Marion Grice

No. 23
- Position: Running back

Personal information
- Born: April 10, 1991 (age 35) Houston, Texas, U.S.
- Listed height: 6 ft 0 in (1.83 m)
- Listed weight: 213 lb (97 kg)

Career information
- High school: Nimitz (Houston)
- College: Blinn (2010–2011); Arizona State (2012–2013);
- NFL draft: 2014: 6th round, 201st overall pick

Career history
- San Diego Chargers (2014)*; Arizona Cardinals (2014−2015); Detroit Lions (2015)*; Arizona Cardinals (2015)*; Ottawa Redblacks (2017)*; Edmonton Eskimos (2017)*;
- * Offseason and/or practice squad member only

Awards and highlights
- Second-team All-Pac-12 (2013); 2012 Kraft Fight Hunger Bowl Offensive MVP; Second-team NJCAA All-American (2011);

Career NFL statistics
- Rushing attempts: 15
- Rushing yards: 41
- Rushing touchdowns: 1
- Stats at Pro Football Reference
- Stats at CFL.ca

= Marion Grice =

American gridiron football player (born 1991)

Marion Grice (born April 10, 1991) is an American former professional football running back. He was selected by the San Diego Chargers in the sixth round of the 2014 NFL draft. He played college football for the Arizona State Sun Devils.

==Early life==
Grice attended Nimitz High School (Harris County, Texas) in Houston, Texas, where he played running back alongside fellow NFL player Josh Huff who was the team's quarterback. He graduated in 2010.

==College career==
Grice attended Blinn Community College for two years. He totaled 2,221 rushing yards and 33 touchdowns over two junior college seasons at Blinn, and was named as a Second-team NJCAA All-American as a sophomore in 2011 after carrying 174 times for 1,052 yards with 16 rushing touchdowns. Rated as a four-star recruit by Rivals.com, he was listed as the No. 5 overall junior college prospect in the country.

He committed to Arizona State University on February 1, 2012.

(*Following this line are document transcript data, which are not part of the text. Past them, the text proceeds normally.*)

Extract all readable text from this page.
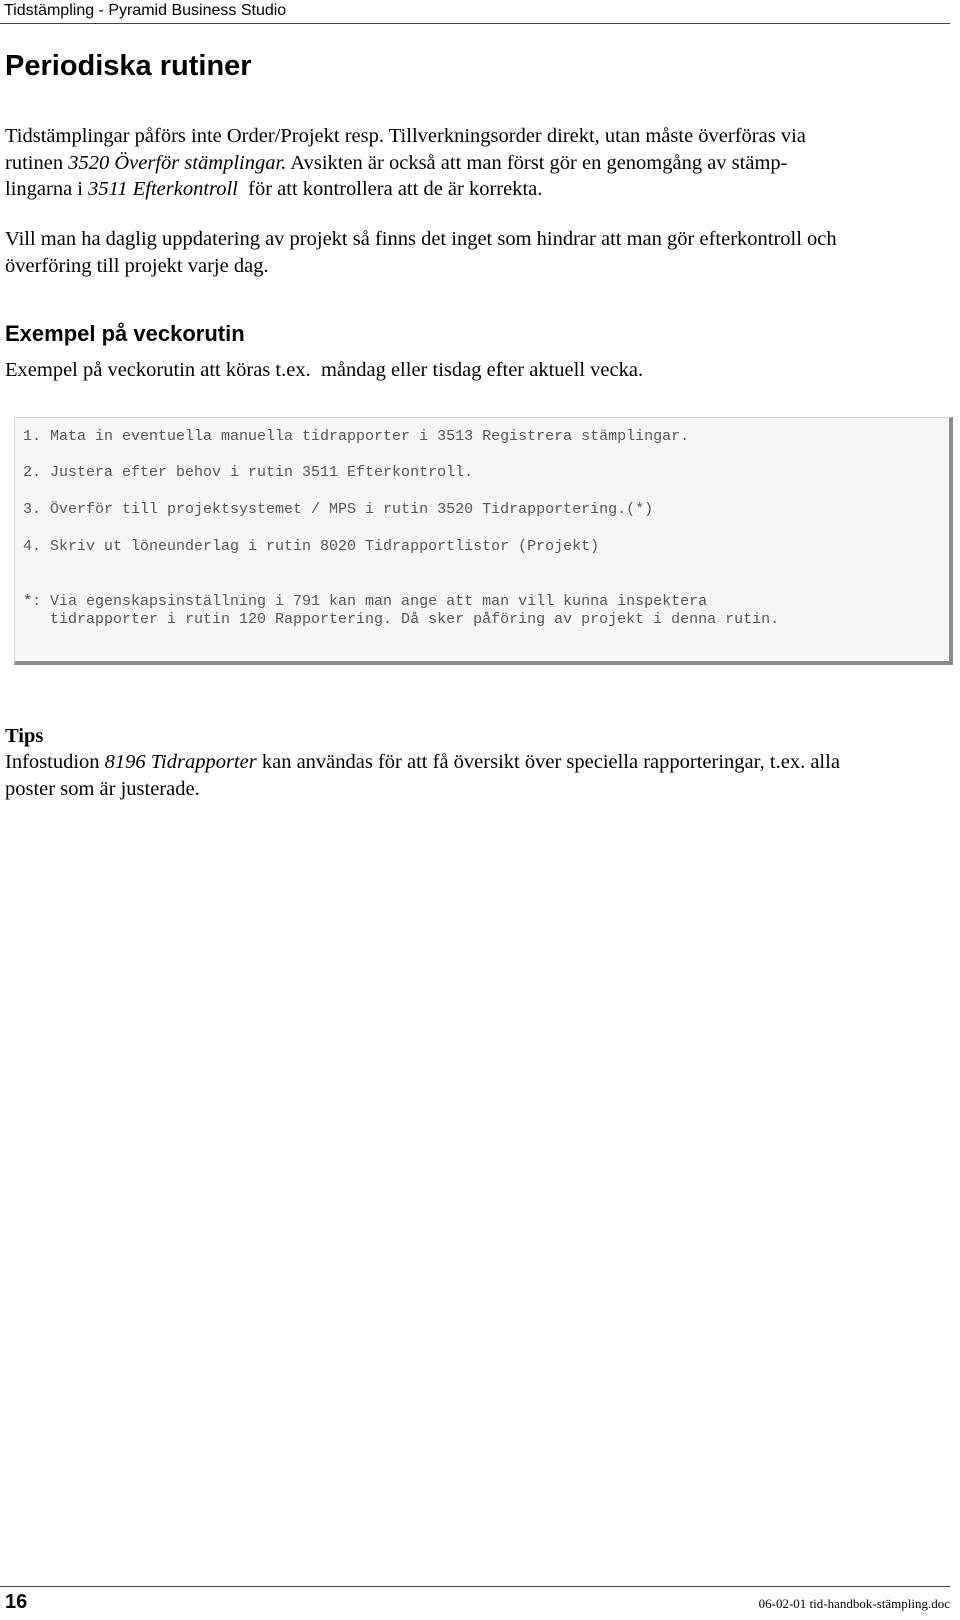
Tidstämpling - Pyramid Business Studio
Periodiska rutiner

Tidstämplingar påförs inte Order/Projekt resp. Tillverkningsorder direkt, utan måste överföras via
rutinen 3520 Överför stämplingar. Avsikten är också att man först gör en genomgång av stämp-
lingarna i 3511 Efterkontroll  för att kontrollera att de är korrekta.

Vill man ha daglig uppdatering av projekt så finns det inget som hindrar att man gör efterkontroll och
överföring till projekt varje dag.

Exempel på veckorutin

Exempel på veckorutin att köras t.ex.  måndag eller tisdag efter aktuell vecka.

1. Mata in eventuella manuella tidrapporter i 3513 Registrera stämplingar.
2. Justera efter behov i rutin 3511 Efterkontroll.
3. Överför till projektsystemet / MPS i rutin 3520 Tidrapportering.(*)
4. Skriv ut löneunderlag i rutin 8020 Tidrapportlistor (Projekt)
*: Via egenskapsinställning i 791 kan man ange att man vill kunna inspektera
tidrapporter i rutin 120 Rapportering. Då sker påföring av projekt i denna rutin.
Tips

Infostudion 8196 Tidrapporter kan användas för att få översikt över speciella rapporteringar, t.ex. alla
poster som är justerade.

16	06-02-01 tid-handbok-stämpling.doc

Grice compiled a total of 39 total touchdowns, fifth in school history, despite playing in only 24 games. In 2012, while working his way as the starter, he led the team in rushing yards with 679 yards on 103 rushes (6.6 yards per carry average) and had 11 touchdowns. He also added 41 receptions for 425 yards and eight touchdowns. He finished his season recording 159 yards on 14 rushes and two touchdowns, being named Most Valuable Player of the 2012 Kraft Fight Hunger Bowl. In 2013, he rushed for 996 yards on 191 rushes (5.2 yards per carry) and 14 touchdowns, and caught 50 passes for 438 yards and six touchdowns, missing the last three games of the season. Grice finished third in the country in all purpose yards per game (176.45) and fifth in the country in scoring per game (10.9). He earned second-team All-Pac-12 Conference honors.

==Professional career==

===San Diego Chargers===
Grice was selected by the San Diego Chargers with the 201st overall pick in the sixth round of the 2014 NFL draft. He was released on September 1, 2014, but was signed to their practice squad on September 2, 2014.

===Arizona Cardinals (first stint)===
On September 22, 2014, the Arizona Cardinals signed Grice off the Chargers' practice squad. Grice played in his first regular season NFL game October 26, 2014, against the Philadelphia Eagles. He recorded his first touchdown, a one-yard rush in the fourth quarter of the Cardinals win over the Dallas Cowboys on November 2. He scored a touchdown run in the Cardinals' game in the playoffs on January 3, 2015, against the Carolina Panthers. On September 5, 2015, he was waived/injured by the Cardinals. On the following day, he cleared waivers and was reverted to the Cardinals' injured reserve list. On September 8, 2015, Grice was released by the Cardinals with an injury settlement.

=== Detroit Lions ===
On October 20, 2015, the Detroit Lions signed Grice to their practice squad. On November 10, 2015, the Lions released Grice from the practice squad.

=== Arizona Cardinals (second stint) ===
On December 24, 2015, the Cardinals signed Grice to their practice squad. On January 26, 2016, Grice signed a futures contract with the Cardinals.

=== Ottawa Redblacks ===
Grice signed with the Ottawa Redblacks of the Canadian Football League (CFL) in November 2016, following the conclusion of the 2016 CFL season. He was released by the Redblacks on May 28, 2017 at the start of training camp.

=== Edmonton Eskimos ===
Grice signed with the Edmonton Eskimos on June 4, 2017. He was released by the Eskimos on June 18. He was signed to the Eskimos' practice squad on August 1, 2017. He was released on May 1, 2018.

=== American Patriot League ===
In 2022, Grice was selected by the Mobile team of the American Patriot League (APL), scheduled to begin play in 2023.